How the ‘MAGA Set’ is ‘weaponizing’ the RINO insult to enforce ‘fealty to Trump’: report

The term RINO (Republican in Name Only) existed long before Donald Trump’s presidency. During the 1990s and 2000s, far-right Republicans used it to attack moderate conservatives such as former New Jersey Gov. Christine Todd Whitman, former Pennsylvania Gov. Tom Ridge and the late Sen. Arlen Specter. But the term, journalist David Siders stresses in an article published by Politico on March 20, was given a “new life” by Trump — and MAGA Republicans in general have been “weaponizing” it in the 2022 midterms.
“The mushrooming of the insult is measurable,” Siders explains. “In 2018, during the last midterm election, RINO barely registered as a mention in TV ads, according to an analysis compiled for Politico by the ad tracking firm AdImpact. But so far in 2022, candidates have already spent more than $4 million on TV ads employing RINO as an attack, in races ranging from House and Senate contests to state House races.”
Siders adds, “That doesn’t include the raft of RINO-focused appeals appearing on social media and in mailers — or the ‘RINO Hunter’ t-shirts worn by a group of far-right Republicans at a local GOP meeting in California’s Orange County earlier this year, with crosshairs in place of the ‘O.’”
\u201cTrump\u2019s frequent use of the term \u201c RINO\u201d has given it a new life, weaponizing a description once largely reserved for party moderates and turning it into a slur to be avoided at all costs\u201dhttps://www.politico.com/news/2022/03/20/republicans-2022-campaigns-00018591\u00a0\u2026— Jonathan Lemire (@Jonathan Lemire) 1647776160
Siders notes that for “the MAGA set,” the term RINO “has become a useful shorthand to refer to the establishment.”
“In previous decades, a Republican risked getting tagged as a RINO for supporting tax increases, gun control or abortion rights,” Siders notes. “Today, in a reflection of the GOP’s murkier ideological grounding in the Trump era, it’s a term reserved almost exclusively for lack of fealty to Trump.”
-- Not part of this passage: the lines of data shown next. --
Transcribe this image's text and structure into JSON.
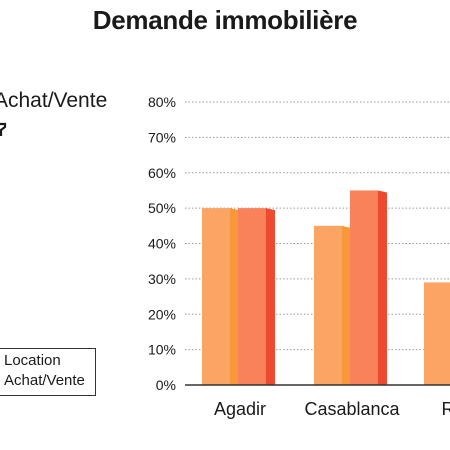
{
  "title": "Demande immobilière",
  "legend_side": {
    "line1": "Achat/Vente"
  },
  "legend_box": {
    "item1": "Location",
    "item2": "Achat/Vente"
  },
  "colors": {
    "location": "#fba464",
    "location_side": "#f8983a",
    "achat_vente": "#f9825a",
    "achat_vente_side": "#ee4a30",
    "grid": "#9a9a9a",
    "axis": "#333333"
  },
  "chart_data": {
    "type": "bar",
    "title": "Demande immobilière",
    "categories": [
      "Agadir",
      "Casablanca",
      "R"
    ],
    "series": [
      {
        "name": "Location",
        "values": [
          50,
          45,
          29
        ]
      },
      {
        "name": "Achat/Vente",
        "values": [
          50,
          55,
          null
        ]
      }
    ],
    "ylim": [
      0,
      80
    ],
    "yticks": [
      "0%",
      "10%",
      "20%",
      "30%",
      "40%",
      "50%",
      "60%",
      "70%",
      "80%"
    ],
    "y_unit": "%",
    "grid": "horizontal dotted",
    "legend": "left"
  }
}
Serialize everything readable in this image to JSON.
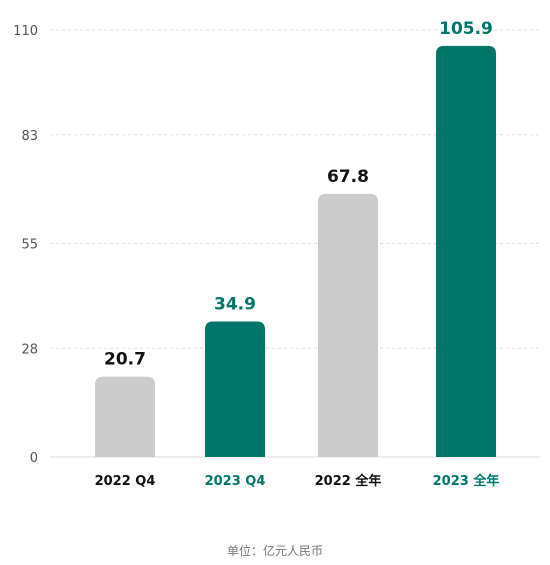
{
  "chart_data": {
    "type": "bar",
    "categories": [
      "2022 Q4",
      "2023 Q4",
      "2022 全年",
      "2023 全年"
    ],
    "values": [
      20.7,
      34.9,
      67.8,
      105.9
    ],
    "value_labels": [
      "20.7",
      "34.9",
      "67.8",
      "105.9"
    ],
    "highlighted": [
      false,
      true,
      false,
      true
    ],
    "yticks": [
      0,
      28,
      55,
      83,
      110
    ],
    "ylim": [
      0,
      110
    ],
    "grid": true,
    "unit_note": "单位：亿元人民币",
    "colors": {
      "grey_bar": "#cccccc",
      "accent_bar": "#00756a",
      "grey_text": "#111111",
      "accent_text": "#00756a",
      "grid": "#dddddd"
    }
  }
}
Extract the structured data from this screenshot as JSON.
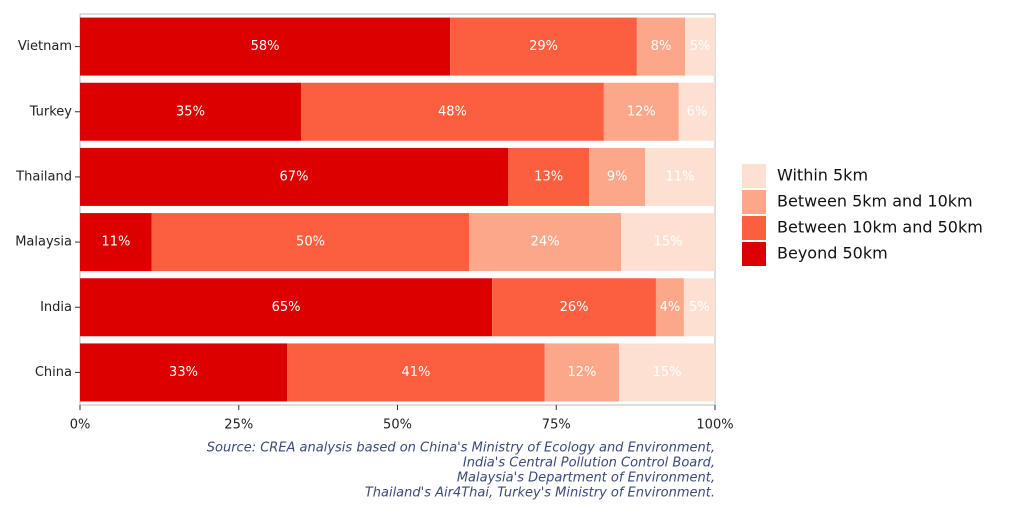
{
  "chart_data": {
    "type": "stacked_bar_horizontal",
    "categories": [
      "Vietnam",
      "Turkey",
      "Thailand",
      "Malaysia",
      "India",
      "China"
    ],
    "series": [
      {
        "name": "Within 5km",
        "color": "#fee0d2",
        "values": [
          4.7,
          5.7,
          11.0,
          14.8,
          4.9,
          15.1
        ],
        "value_labels": [
          "5%",
          "6%",
          "11%",
          "15%",
          "5%",
          "15%"
        ]
      },
      {
        "name": "Between 5km and 10km",
        "color": "#fca68a",
        "values": [
          7.6,
          11.8,
          8.8,
          23.9,
          4.4,
          11.7
        ],
        "value_labels": [
          "8%",
          "12%",
          "9%",
          "24%",
          "4%",
          "12%"
        ]
      },
      {
        "name": "Between 10km and 50km",
        "color": "#fc5f40",
        "values": [
          29.4,
          47.7,
          12.8,
          50.0,
          25.8,
          40.6
        ],
        "value_labels": [
          "29%",
          "48%",
          "13%",
          "50%",
          "26%",
          "41%"
        ]
      },
      {
        "name": "Beyond 50km",
        "color": "#dd0000",
        "values": [
          58.3,
          34.8,
          67.4,
          11.3,
          64.9,
          32.6
        ],
        "value_labels": [
          "58%",
          "35%",
          "67%",
          "11%",
          "65%",
          "33%"
        ]
      }
    ],
    "xlim": [
      0,
      100
    ],
    "xticks": [
      {
        "value": 0,
        "label": "0%"
      },
      {
        "value": 25,
        "label": "25%"
      },
      {
        "value": 50,
        "label": "50%"
      },
      {
        "value": 75,
        "label": "75%"
      },
      {
        "value": 100,
        "label": "100%"
      }
    ],
    "legend": "right",
    "caption": [
      "Source: CREA analysis based on China's Ministry of Ecology and Environment,",
      "India's Central Pollution Control Board,",
      "Malaysia's Department of Environment,",
      "Thailand's Air4Thai, Turkey's Ministry of Environment."
    ]
  }
}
Never Trump conservative and Republican strategist Mike Madrid, a co-founder of The Lincoln Project, told Politico the term RINO is now meant to “enforce discipline among the tribe.”
“What used to be about ideology is now about loyalty,” Madrid observed. “The party no longer has orthodoxy; so now, it’s, ‘You’re not loyal.’”
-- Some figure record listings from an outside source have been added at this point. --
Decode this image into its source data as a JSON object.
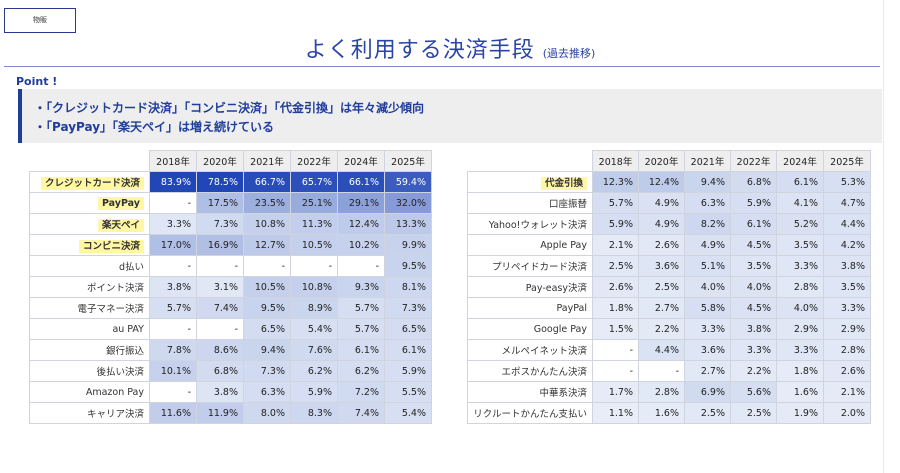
{
  "header": {
    "tag": "物販",
    "title": "よく利用する決済手段",
    "subtitle": "(過去推移)"
  },
  "point": {
    "label": "Point !",
    "lines": [
      "・「クレジットカード決済」「コンビニ決済」「代金引換」は年々減少傾向",
      "・「PayPay」「楽天ペイ」は増え続けている"
    ]
  },
  "years": [
    "2018年",
    "2020年",
    "2021年",
    "2022年",
    "2024年",
    "2025年"
  ],
  "colors": {
    "accent": "#1f3d9a",
    "highlight": "#fff7a3",
    "dark": "#2146b5",
    "light": "#eef3fa"
  },
  "left_table": {
    "rows": [
      {
        "name": "クレジットカード決済",
        "highlight": true,
        "values": [
          "83.9%",
          "78.5%",
          "66.7%",
          "65.7%",
          "66.1%",
          "59.4%"
        ]
      },
      {
        "name": "PayPay",
        "highlight": true,
        "values": [
          "-",
          "17.5%",
          "23.5%",
          "25.1%",
          "29.1%",
          "32.0%"
        ]
      },
      {
        "name": "楽天ペイ",
        "highlight": true,
        "values": [
          "3.3%",
          "7.3%",
          "10.8%",
          "11.3%",
          "12.4%",
          "13.3%"
        ]
      },
      {
        "name": "コンビニ決済",
        "highlight": true,
        "values": [
          "17.0%",
          "16.9%",
          "12.7%",
          "10.5%",
          "10.2%",
          "9.9%"
        ]
      },
      {
        "name": "d払い",
        "highlight": false,
        "values": [
          "-",
          "-",
          "-",
          "-",
          "-",
          "9.5%"
        ]
      },
      {
        "name": "ポイント決済",
        "highlight": false,
        "values": [
          "3.8%",
          "3.1%",
          "10.5%",
          "10.8%",
          "9.3%",
          "8.1%"
        ]
      },
      {
        "name": "電子マネー決済",
        "highlight": false,
        "values": [
          "5.7%",
          "7.4%",
          "9.5%",
          "8.9%",
          "5.7%",
          "7.3%"
        ]
      },
      {
        "name": "au PAY",
        "highlight": false,
        "values": [
          "-",
          "-",
          "6.5%",
          "5.4%",
          "5.7%",
          "6.5%"
        ]
      },
      {
        "name": "銀行振込",
        "highlight": false,
        "values": [
          "7.8%",
          "8.6%",
          "9.4%",
          "7.6%",
          "6.1%",
          "6.1%"
        ]
      },
      {
        "name": "後払い決済",
        "highlight": false,
        "values": [
          "10.1%",
          "6.8%",
          "7.3%",
          "6.2%",
          "6.2%",
          "5.9%"
        ]
      },
      {
        "name": "Amazon Pay",
        "highlight": false,
        "values": [
          "-",
          "3.8%",
          "6.3%",
          "5.9%",
          "7.2%",
          "5.5%"
        ]
      },
      {
        "name": "キャリア決済",
        "highlight": false,
        "values": [
          "11.6%",
          "11.9%",
          "8.0%",
          "8.3%",
          "7.4%",
          "5.4%"
        ]
      }
    ]
  },
  "right_table": {
    "rows": [
      {
        "name": "代金引換",
        "highlight": true,
        "values": [
          "12.3%",
          "12.4%",
          "9.4%",
          "6.8%",
          "6.1%",
          "5.3%"
        ]
      },
      {
        "name": "口座振替",
        "highlight": false,
        "values": [
          "5.7%",
          "4.9%",
          "6.3%",
          "5.9%",
          "4.1%",
          "4.7%"
        ]
      },
      {
        "name": "Yahoo!ウォレット決済",
        "highlight": false,
        "values": [
          "5.9%",
          "4.9%",
          "8.2%",
          "6.1%",
          "5.2%",
          "4.4%"
        ]
      },
      {
        "name": "Apple Pay",
        "highlight": false,
        "values": [
          "2.1%",
          "2.6%",
          "4.9%",
          "4.5%",
          "3.5%",
          "4.2%"
        ]
      },
      {
        "name": "プリペイドカード決済",
        "highlight": false,
        "values": [
          "2.5%",
          "3.6%",
          "5.1%",
          "3.5%",
          "3.3%",
          "3.8%"
        ]
      },
      {
        "name": "Pay-easy決済",
        "highlight": false,
        "values": [
          "2.6%",
          "2.5%",
          "4.0%",
          "4.0%",
          "2.8%",
          "3.5%"
        ]
      },
      {
        "name": "PayPal",
        "highlight": false,
        "values": [
          "1.8%",
          "2.7%",
          "5.8%",
          "4.5%",
          "4.0%",
          "3.3%"
        ]
      },
      {
        "name": "Google Pay",
        "highlight": false,
        "values": [
          "1.5%",
          "2.2%",
          "3.3%",
          "3.8%",
          "2.9%",
          "2.9%"
        ]
      },
      {
        "name": "メルペイネット決済",
        "highlight": false,
        "values": [
          "-",
          "4.4%",
          "3.6%",
          "3.3%",
          "3.3%",
          "2.8%"
        ]
      },
      {
        "name": "エポスかんたん決済",
        "highlight": false,
        "values": [
          "-",
          "-",
          "2.7%",
          "2.2%",
          "1.8%",
          "2.6%"
        ]
      },
      {
        "name": "中華系決済",
        "highlight": false,
        "values": [
          "1.7%",
          "2.8%",
          "6.9%",
          "5.6%",
          "1.6%",
          "2.1%"
        ]
      },
      {
        "name": "リクルートかんたん支払い",
        "highlight": false,
        "values": [
          "1.1%",
          "1.6%",
          "2.5%",
          "2.5%",
          "1.9%",
          "2.0%"
        ]
      }
    ]
  }
}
Siders points out that many of the Republicans being attacked as RINOs by “the MAGA set” are quite conservative.
“The use of RINO has become so widespread that it can now include almost any Republican, including some of the most conservative stalwarts in the party,” Siders observes. “During just the past six months, the list of Republicans Trump has branded with the term includes Arizona Gov. Doug Ducey and ‘RINO Congressman Peter Meijer.’”
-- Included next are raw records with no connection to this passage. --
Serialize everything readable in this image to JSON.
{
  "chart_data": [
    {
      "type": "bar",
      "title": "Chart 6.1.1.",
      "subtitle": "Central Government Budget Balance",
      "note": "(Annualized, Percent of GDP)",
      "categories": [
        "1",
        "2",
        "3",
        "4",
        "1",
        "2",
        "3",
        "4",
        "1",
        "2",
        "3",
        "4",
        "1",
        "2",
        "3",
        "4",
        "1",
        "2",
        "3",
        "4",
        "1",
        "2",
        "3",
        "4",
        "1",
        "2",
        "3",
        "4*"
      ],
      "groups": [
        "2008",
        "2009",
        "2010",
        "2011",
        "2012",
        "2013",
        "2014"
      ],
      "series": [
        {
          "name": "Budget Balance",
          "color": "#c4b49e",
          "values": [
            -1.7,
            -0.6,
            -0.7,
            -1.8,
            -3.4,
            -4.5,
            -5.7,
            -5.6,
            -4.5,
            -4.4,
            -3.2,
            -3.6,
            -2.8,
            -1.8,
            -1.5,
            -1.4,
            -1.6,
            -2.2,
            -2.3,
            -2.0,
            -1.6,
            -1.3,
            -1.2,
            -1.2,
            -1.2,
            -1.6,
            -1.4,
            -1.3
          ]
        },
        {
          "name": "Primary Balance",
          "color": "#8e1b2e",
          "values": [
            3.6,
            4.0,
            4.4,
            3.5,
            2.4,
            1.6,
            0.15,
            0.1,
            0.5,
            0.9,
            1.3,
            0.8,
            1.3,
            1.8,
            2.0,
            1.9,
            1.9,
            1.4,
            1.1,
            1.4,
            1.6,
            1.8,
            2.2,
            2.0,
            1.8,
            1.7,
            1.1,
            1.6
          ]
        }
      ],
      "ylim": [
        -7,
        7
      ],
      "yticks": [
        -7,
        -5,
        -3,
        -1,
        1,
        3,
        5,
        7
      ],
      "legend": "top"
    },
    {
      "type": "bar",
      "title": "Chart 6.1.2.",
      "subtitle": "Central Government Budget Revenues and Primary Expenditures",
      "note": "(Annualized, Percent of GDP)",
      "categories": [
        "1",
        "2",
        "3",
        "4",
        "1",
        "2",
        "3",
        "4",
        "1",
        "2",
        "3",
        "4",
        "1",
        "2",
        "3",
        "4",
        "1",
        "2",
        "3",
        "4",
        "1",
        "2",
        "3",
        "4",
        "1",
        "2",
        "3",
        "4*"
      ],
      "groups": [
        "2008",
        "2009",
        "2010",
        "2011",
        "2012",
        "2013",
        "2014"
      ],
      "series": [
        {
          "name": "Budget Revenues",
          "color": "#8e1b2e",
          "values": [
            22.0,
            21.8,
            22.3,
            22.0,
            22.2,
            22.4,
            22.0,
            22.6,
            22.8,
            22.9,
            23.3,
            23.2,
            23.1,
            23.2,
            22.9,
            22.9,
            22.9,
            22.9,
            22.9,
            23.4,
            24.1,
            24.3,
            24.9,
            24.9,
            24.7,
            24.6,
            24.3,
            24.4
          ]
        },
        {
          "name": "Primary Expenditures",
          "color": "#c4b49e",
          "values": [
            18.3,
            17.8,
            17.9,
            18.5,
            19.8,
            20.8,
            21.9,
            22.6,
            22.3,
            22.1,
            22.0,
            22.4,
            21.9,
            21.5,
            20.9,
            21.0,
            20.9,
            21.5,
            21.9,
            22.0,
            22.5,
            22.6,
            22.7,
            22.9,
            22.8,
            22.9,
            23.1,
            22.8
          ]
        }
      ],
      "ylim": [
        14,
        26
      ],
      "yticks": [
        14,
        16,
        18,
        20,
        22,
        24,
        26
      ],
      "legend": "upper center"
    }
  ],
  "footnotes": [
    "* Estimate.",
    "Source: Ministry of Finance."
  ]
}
Siders continues, “‘Loser Liz Cheney’ is a Republican-In-Name-Only. So is Sen. Lindsey Graham of South Carolina, former President George W. Bush and the entire Maricopa County Board of Supervisors. Rejection of Trump’s false claims of election fraud — or worse, a vote to impeach the former president — are common threads among those targeted by the former president for the insult.”
James Dickey, former chairman of the Texas Republican Party, believes that because the term RINO is being overused, its impact is “diminishing rapidly.”
“When a candidate uses that today against someone,” Dickey told Politico, “I read that as a sign of desperation — that they don’t have the ability or the willingness to specify what they have a problem with. So, they’re trying to just engender a sense that their opponent is not committed.”
Similarly, GOP strategist Rory McShane told Politico, “You can’t just say this person is a RINO — Republican primary voters are anesthetized to that. I think it’s become cliché. You have to explain how they’ve betrayed the conservative movement.”
President Ronald Reagan, in the early 1980s, famously said that someone who agreed with him 80% of the time was an “80% ally” instead of a “20% traitor.” But such nuance is missing in the Trumpified GOP primaries of 2022.